The viral assembly pipeline began by depleting paired-end reads from each sample of human and other contaminants using best match tagger (BMTagger) (Kirill Rotmistrovsky, Richa Agarwala, BMTagger: Best Match Tagger for removing human reads from metagenomics datasets, 2011. ftp://ftp.ncbi.nlm.nih.gov/pub/agarwala/bmtagger/) and the nucleotide basic local alignment search tool (BLASTN) (Altschul et al., 1990). PCR duplicates were removed using a custom modification to Vicuna, M-Vicuna (a custom modification to Vicuna, Yang et al., 2012). The resulting "de-identified" metagenomic datasets were deposited in sequence read archive (SRA, BioProject IDs PRJNA257197 and PRJNA283385). Next, reads were filtered to all members of the Ebolavirus genus (all ebolaviruses including EBOV) using LASTAL (Kiełbasa et al., 2011), quality-trimmed with Trimmomatic (Bolger et al., 2014), and further de-duplicated with PRINSEQ (Schmieder et al., 2011).

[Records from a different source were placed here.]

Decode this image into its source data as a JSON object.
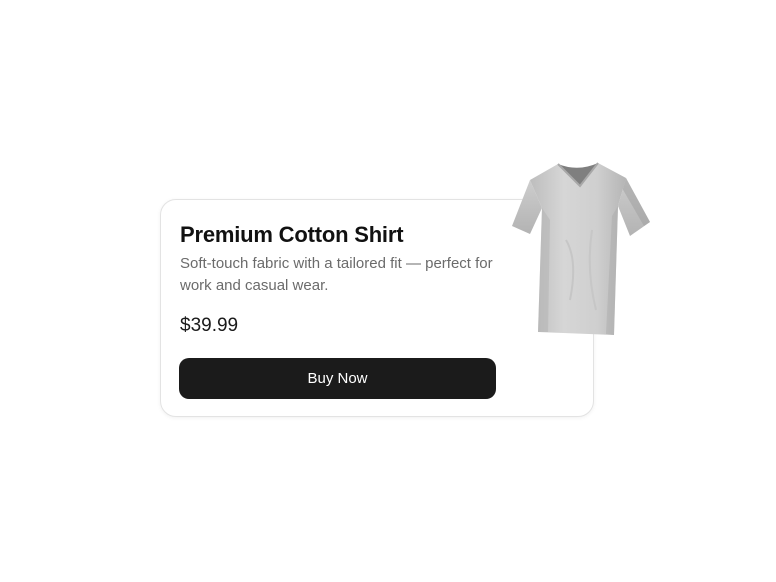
{
  "product": {
    "title": "Premium Cotton Shirt",
    "description": "Soft-touch fabric with a tailored fit — perfect for work and casual wear.",
    "price": "$39.99",
    "buy_label": "Buy Now",
    "image_icon": "tshirt-icon"
  },
  "colors": {
    "button_bg": "#1b1b1b",
    "button_text": "#ffffff",
    "card_border": "#e3e3e3",
    "shirt": "#c9c9c9"
  }
}
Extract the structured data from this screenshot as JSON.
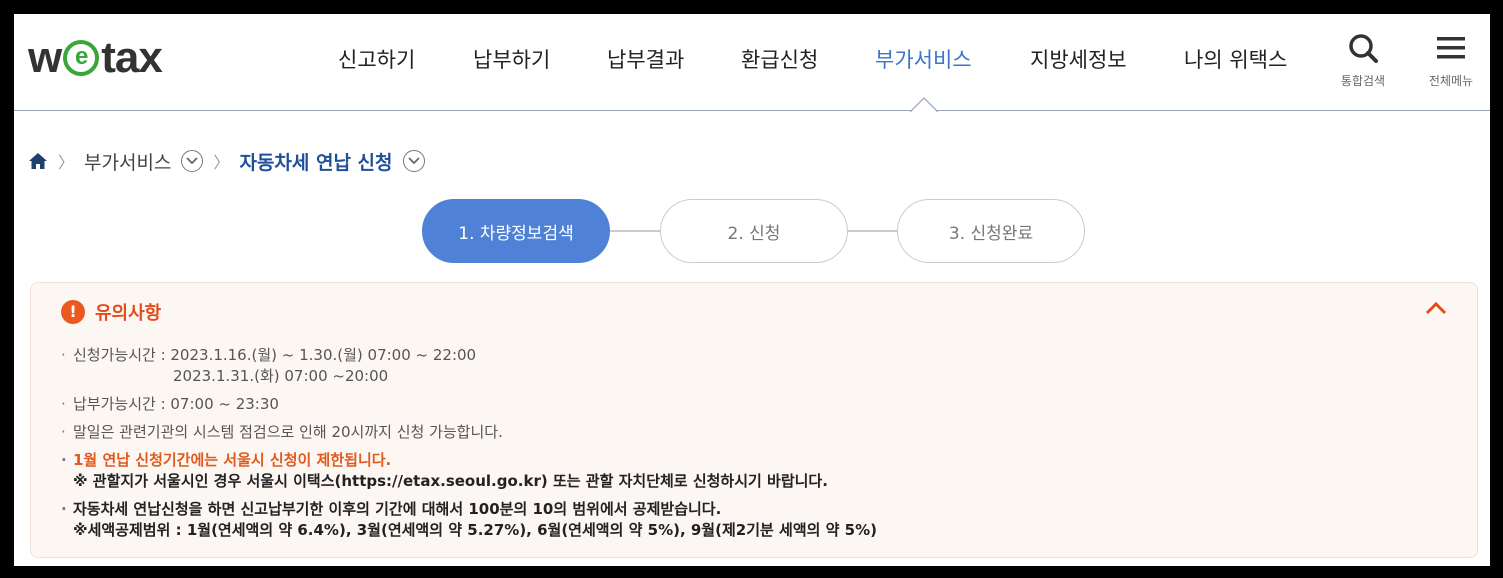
{
  "logo": {
    "text_pre": "w",
    "text_e": "e",
    "text_post": "tax"
  },
  "gnb": {
    "items": [
      {
        "label": "신고하기"
      },
      {
        "label": "납부하기"
      },
      {
        "label": "납부결과"
      },
      {
        "label": "환급신청"
      },
      {
        "label": "부가서비스"
      },
      {
        "label": "지방세정보"
      },
      {
        "label": "나의 위택스"
      }
    ],
    "active_index": 4,
    "search_label": "통합검색",
    "menu_label": "전체메뉴"
  },
  "breadcrumb": {
    "home_icon": "home-icon",
    "level1": "부가서비스",
    "current": "자동차세 연납 신청"
  },
  "steps": [
    {
      "label": "1. 차량정보검색",
      "active": true
    },
    {
      "label": "2. 신청",
      "active": false
    },
    {
      "label": "3. 신청완료",
      "active": false
    }
  ],
  "notice": {
    "title": "유의사항",
    "items": [
      {
        "line1": "신청가능시간 : 2023.1.16.(월) ~ 1.30.(월) 07:00 ~ 22:00",
        "line2": "2023.1.31.(화) 07:00 ~20:00"
      },
      {
        "line1": "납부가능시간 : 07:00 ~ 23:30"
      },
      {
        "line1": "말일은 관련기관의 시스템 점검으로 인해 20시까지 신청 가능합니다."
      },
      {
        "line1": "1월 연납 신청기간에는 서울시 신청이 제한됩니다.",
        "line2": "※ 관할지가 서울시인 경우 서울시 이택스(https://etax.seoul.go.kr) 또는 관할 자치단체로 신청하시기 바랍니다."
      },
      {
        "line1": "자동차세 연납신청을 하면 신고납부기한 이후의 기간에 대해서 100분의 10의 범위에서 공제받습니다.",
        "line2": "※세액공제범위 : 1월(연세액의 약 6.4%), 3월(연세액의 약 5.27%), 6월(연세액의 약 5%), 9월(제2기분 세액의 약 5%)"
      }
    ]
  },
  "colors": {
    "accent": "#4f82d6",
    "active_nav": "#3c74c9",
    "warning": "#e24d1b",
    "logo_green": "#3aa63a"
  }
}
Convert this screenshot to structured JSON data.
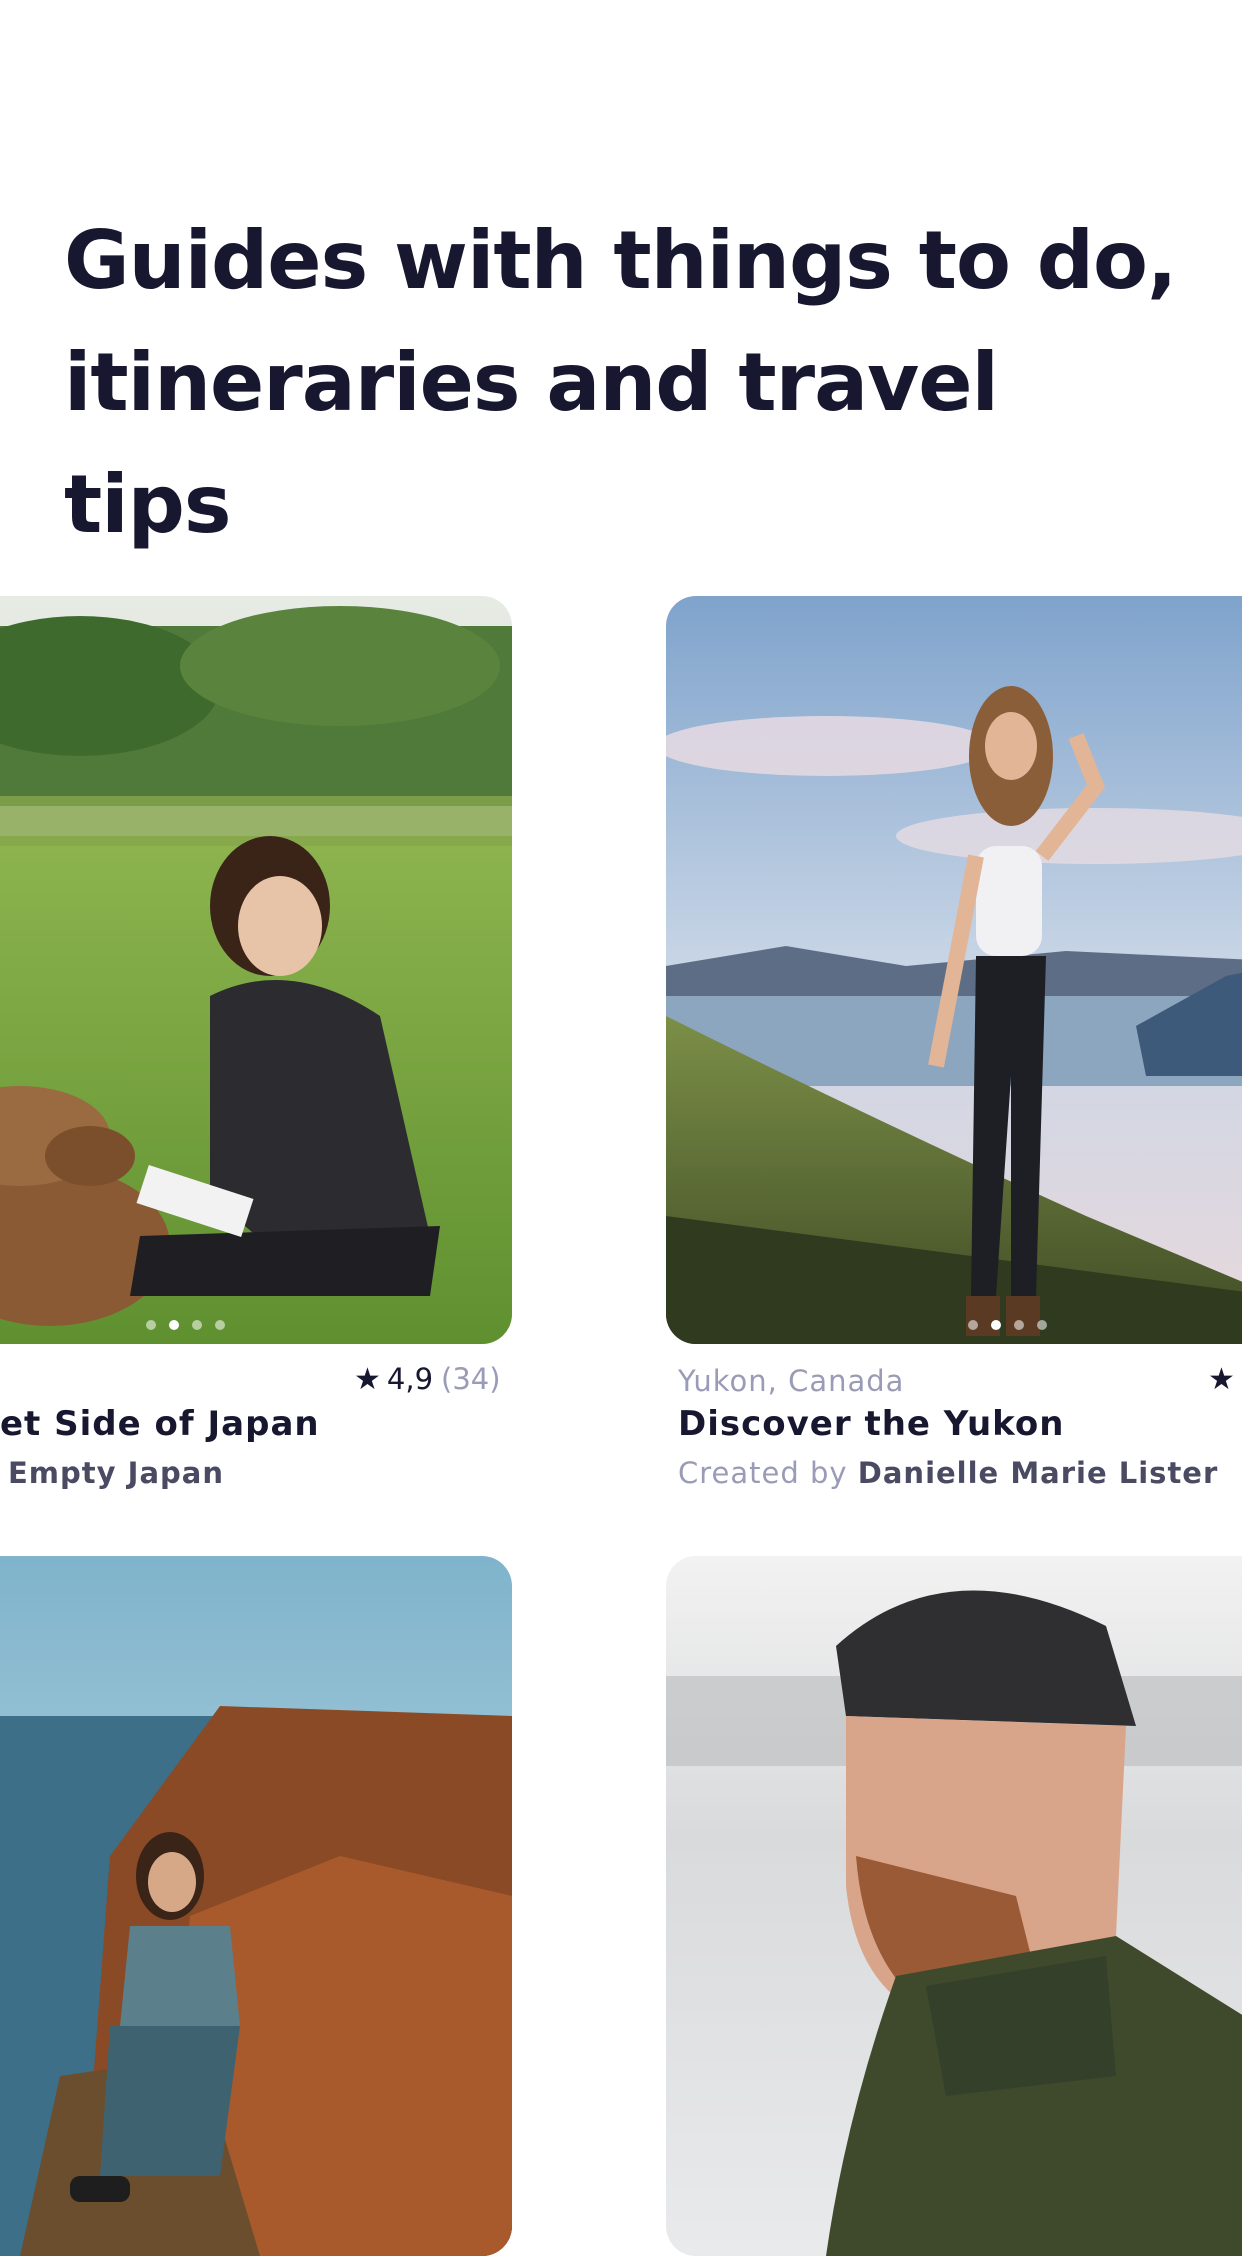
{
  "headline": {
    "line1": "Guides with things to do,",
    "line2": "itineraries and travel tips"
  },
  "cards": [
    {
      "rating_value": "4,9",
      "rating_count": "(34)",
      "title": "et Side of Japan",
      "creator_name": "Empty Japan",
      "slides_total": 4,
      "slide_active": 2
    },
    {
      "location": "Yukon, Canada",
      "title": "Discover the Yukon",
      "creator_prefix": "Created by",
      "creator_name": "Danielle Marie Lister",
      "slides_total": 4,
      "slide_active": 2
    }
  ],
  "icons": {
    "star": "star-icon"
  },
  "colors": {
    "text": "#181730",
    "muted": "#9a9bb6",
    "creator": "#4a4a63"
  }
}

The filtered and trimmed reads were subsampled to 100,000 pairs, if available, and de novo assembled using Trinity (Grabherr et al., 2011). Subsequently, reference-assisted assembly improvements (contig scaffolding, gap-filling, etc.) were performed with the Viral Finishing and Annotation Toolkit (V-FAT, http://www.broadinstitute.org/scientific-community/science/projects/viral-genomics/v-fat), which relies on MOSAIK (Lee et al., 2014) and multiple sequence comparison by log expectation (MUSCLE) (Edgar, 2004). Each sample's reads were aligned to its de novo assembly using Novoalign (http://novocraft.com/products/novoalign/), and any remaining duplicates were removed using Picard with MarkDuplicates command (http://broadinstitute.github.io/picard). Variant positions in each assembly were identified using genome analysis toolkit (GATK, McKenna et al., 2010) insertions and deletions realinger (IndelRealigner) and UnifiedGenotyper (DePristo 2011, Van der Auwera 2013) on the read alignments. The assembly was refined to represent the major allele at each variant site, and any positions supported by fewer than three reads were changed to N (4-way ambiguity). This align-call-refine cycle was iterated twice, to minimize reference bias in the assembly.
Intrahost variants (iSNVs) were called from each sample's read alignments using V-Phaser2 (Yang et al., 2013) and subjected to an initial set of filters: variant calls with fewer than five forward or reverse reads or more than a 10-fold strand bias were eliminated. iSNVs were also removed if there was more than a 5-fold difference between the strand bias of the variant call and the strand bias of the reference call. Variant calls that passed these filters were additionally subjected to a 0.5% frequency filter. The final list of iSNVs contains only variant calls that passed all filters in two separate library preparations. Annotated iSNV calls are available in variant call format (VCF) and tabular formats (Data S1). These files infer 100% allele frequencies for all samples at an iSNV position without intrahost variation within the sample, but a clear consensus call during assembly. Annotations were computed with the effect of single nucleotide polymorphisms (SnpEff) program (Cingolani et al., 2012).
Our Linux-based software pipeline is publicly available at https://github.com/broadinstitute/viral-ngs (Park et al., 2015). This pipeline includes command-line tools for each of the above steps and optional Snakemake workflows (Koster et al., 2012) to automate them either sequentially or in parallel. Most of the third-party tools used are either included or can be downloaded and installed automatically, except for GATK and Novoalign, which must be provided by the user due to licensing restrictions.